Bürgermeister Josef Heckl, der nach dem Einzug des Festzuges mit allen Vereinen und Verbänden durch den mit Fahnen festlich geschmückten Ort mit dem Anzapfen das 37. Mammendorfer Volksfest eröffnet, freut sich auf die Kabarettveranstaltung mit „Knedl & Kraut“ am Montagabend. „Ich kenne das Trio bisher nur vom TV“, so Heckl. Gespannt ist Heckl auch auf die Party- und Stimmungsband „Froschhaxn Express“. Sie sollen die Lücke schließen, die die legendären „Swingers“ hinterlassen haben. Die Kultband aus dem Landkreis hat sich inzwischen bekanntlich aufgelöst. Er wünsche sich zehn Tage lang einfach nur schönes Wetter und ein friedliches Volksfest auf der Festwiese an der Ahornstraße. Der Einsatz von Securitykräften, die Festwirt Jochen Mörz engagiert hat, habe sich in den vergangenen zwei Jahren bewährt. „An den Hauptzeiten wie Freitag-, und Samstagabend sowie zum Endspurt am Mittwoch-, Donnerstag-, Freitag- und Samstagabend in der zweiten Woche mit dem Feiertag hat die Gemeinde noch zwei zusätzliche Securityleute auf dem Festplatz eingesetzt“, teilte Heimerl mit. Weitere Sicherheitsmaßnahmen seien nicht vorgesehen. „Unser Festplatz ist seit Jahren ohnehin rundum eingezäunt“, meinte Heimerl noch dazu.
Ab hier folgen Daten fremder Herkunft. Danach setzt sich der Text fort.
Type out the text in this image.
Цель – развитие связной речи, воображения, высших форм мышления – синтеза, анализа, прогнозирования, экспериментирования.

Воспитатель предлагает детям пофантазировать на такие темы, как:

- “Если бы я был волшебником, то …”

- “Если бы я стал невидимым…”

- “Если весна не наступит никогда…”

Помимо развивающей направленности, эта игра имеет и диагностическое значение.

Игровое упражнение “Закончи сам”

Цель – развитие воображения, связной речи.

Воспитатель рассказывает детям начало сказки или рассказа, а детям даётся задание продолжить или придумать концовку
Um Übrigen kontrolliert auch die Polizei verstärkt während der Tage des Mammendorfer Volksfestes.

Traditionelles Bulldogtreffen auch in diesem Jahr

Nachdem im vergangenen Jahr trotz strömenden Regens dennoch 70 Traktoren den Weg zum traditionellen Bulldogtreffen nicht gescheut haben, hofft der Mammendorfer Volksfestreferent beim inzwischen schon 14. Bulldog-Oldtimertreffen heuer auf einen neuen Rekord. „Vor zwei Jahren waren es 134“, erinnert sich Heimerl. „Und wenn das Wetter mitmacht, dann könnten wir die 140-Marke schaffen.“ Stellte im vergangenen Jahr der Festabend zum zehnjährigen Jubiläum des 1. König Ludwig Weißbier Fanclubs einen Höhepunkt dar, so sollten die Mammendorfer diesmal am zweiten Wochenende ins Trachtengwand schlüpfen und im Festzelt mit den „D`Moasawinkler“ das zehnjährige Jubiläum des Heimat- und Trachtenvereins mit boarischer Musik, Tanz, Schuhplattl` n und Goaßlschnalzer feiern. Nach der Fahnenweihe vor drei Jahren feiert der Trachtenverein sein erstes kleines Jubiläum. „Der Trachtenverein bereichert das kulturelle Leben in Mammendorf“, so der Rathauschef, der die Veranstaltung mit zu den Höhepunkten des diesjährigen Volksfestes zählt. Einen neuen Termin erhielt das Große Schafkopf-Turnier im Festzelt. Fand das von Sepp Hundegger professionell aufgezogene Turnier in der Vergangenheit stets am ersten Samstag des Volksfestes statt, so wurde es diesmal auf den zweiten Samstag nach hinten verlegt. Freuen dürfen sich auch die Senioren der Gemeinde, die heuer den 62. Geburtstag feiern, denn die Senioren werden von der Gemeinde am ersten Dienstag zu Mittag zu einem halben Hendl und einer Maß Bier eingeladen. 

Neu ist der E-Mobilitätstag mit Elektrofahrzeugen

Etwa 900 Personen wurden dazu von der Gemeinde eigens angeschrieben. „Um die 500 kommen ins Festzelt und verleben zwei oder auch mehr gemütliche Stunden miteinander“, berichtete Heimerl aus der Vergangenheit. Und die, die nicht mehr so mobil sind, denen wird das Hendl gar nach Hause geliefert. „Das organisiert Heid Klinger mit vier, fünf Helferinnen“, erklärt Heimerl. Erneut findet ein Marktsonntag in der Eichenstraße zum Volksfestausklang statt. Neu ist dagegen der von Umweltreferent Thomas Holzmüller initiierte E-Mobilitätstag mit Elektrofahrzeugen aller Art, der in unmittelbarer Nähe des Festzeltes von 11 bis 16 Uhr stattfindet. „Hier kann sich jeder Besucher umfassend über umweltfreundliche Mobilität informieren“, befürwortet Heckl die Initiative.